Duygu ise vücudumuzda salgılanan hormonlar sayesinde meydana gelir. Her duygu aynı şekilde düşünce gibi sönmeye mahkumdur. Eğer duygu sönmezse patolojiler ortaya çıkar. Örnek vermek gerekirse mutsuzluk deneyimi işlenmeyip günler boyu devam eder ise depresyon adlı problem ortaya çıkar. Peki bir duygu nasıl işlemlenir? Öncelikle insanın öğrenme sürecinde sönmenin önemini vurgulamak önemlidir. Bir anlık büyük ikramiyeyi kazandığınızı hayal edin. Bunu hayal ettiğiniz süre zarfında elde edeceğiniz mutluluk duygusu bir veya iki dakika içerisinde sönmeye başlayacaktır. Bu olayı tekrar hatırladığınız zaman içerisinde ara ara bu duygu tekrar alevlenecek ve birkaç dakika içerisinde sönmeye başlayacaktır. Sonunda ise tamamen sönecektir. Peki olumsuz olan duygular neden sönmeyi reddedip hayatımızda bize problem oluşturmaya devam ederler? Bunun hakkında aslında metakognitif düşünürleri iki farklı görüş öne sürmüşlerdir. Birincisi olumsuz düşünceyi rumine etmemiz, sürekli tekrarlamamız ve düşünceler ile onun hakkında bilmediğimiz tüm olayların boşluğunu doldurmaya çalışmamız sonucunda zihin sanki o olayı defalarca kez işler. Daha önce söylediğimiz gibi düşünerek bilmediğimiz bir veriyi bulamayız. Fakat bir zaman sonra bu düşünce ve zihnimizden geçen bu hal bizim gerçekliğimiz olur ve asıl gerçeklikten kopmuş oluruz. Bir ikincisi ise düşüncelerimiz duygularımızın arasına bir bariyer olabilir. Bu nasıl olur? Sınav kaygısını yaşamamak için çok fazla sınav hakkında düşünürüz ve endişeleniriz. Bu düşünceler bizi asıl yaşamamız olan duygudan korur. Örnek vermek gerekirse sosyal fobi sahibi bir birey topluluk hakkında konuşmaktan çok fazla endişelenebilir. Fakat gün boyu o konuşmayı hayal eder ve ruminasyonla zihnini doldurur.  Asıl sahneye çıktığında hissedeceği kaygı hali 10 ise, gün boyu bunun düşüncesi ile yaşayıp 8 hisseder. Ama hiçbir zaman 10’a çıkamadığı için o sönme işlemi asla gerçekleşmez ve hayatında hep 8 ile yaşamaya devam eder. Tabi toplumsal normlarda buna etkilidir. Erkekler ağlamaz, kadınlar kahkaha atmaz gibi dayatmalar insanların duygularını tam çözümleyememesini sağlar. Bunu fobilerden tutun depresyona kadar birçok rahatsızlıkta görebiliriz. O yüzden kaygı veya korku ile aşamalı yüzleştirmenin tedavi ediciliği günümüz dünyasında ispatlanmıştır.
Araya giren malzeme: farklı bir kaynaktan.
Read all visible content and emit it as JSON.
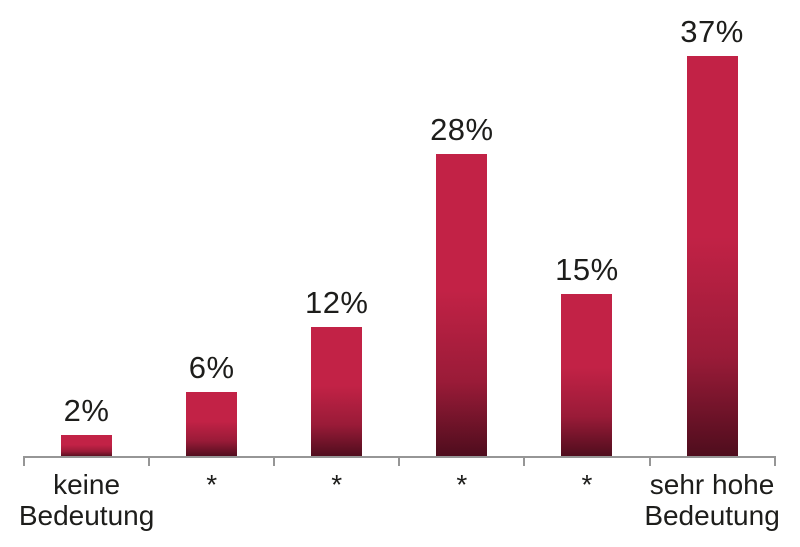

Duygularımız ve düşüncelerimiz birbirinden ayrışır ve aynı zamanda birbirine bu kadar bağlıdırlar. En basitinden sokakta gördüğünüz bir aslan sizi korkmanın mantıklı bir reaksiyon olduğunu söyler ve beyninizde salgılanan hormonlar bizi korkuya hazırlar. Sokakta gördüğümüz bir ağaç karşısında korku reaksiyonu vermeyiz çünkü onun tehdit olmadığının farkındayızdır. Düşünce ve duygular bu yüzden aslında birbirinden kopuk düşünemezler, iç içe birer sarmaldırlar. Bu yüzden bundan sonra ‘kalp ve beyin’ benzetmeleri yerine ‘tohum ve çiçek’ benzetmesini kullanmayı tercih ederim. Kalp ve beyin gibi çatışan olarak tasvir edilmesinden ziyade, düşünceyi bir tohum ve duyguyu ise bir çiçek olarak değerlendirmek daha mantıklı. Çünkü hiçbir çiçek tohumsuz var olamaz ve aynı zamanda bir gül tohumundan bir kaktüs çiçeği yetişmez.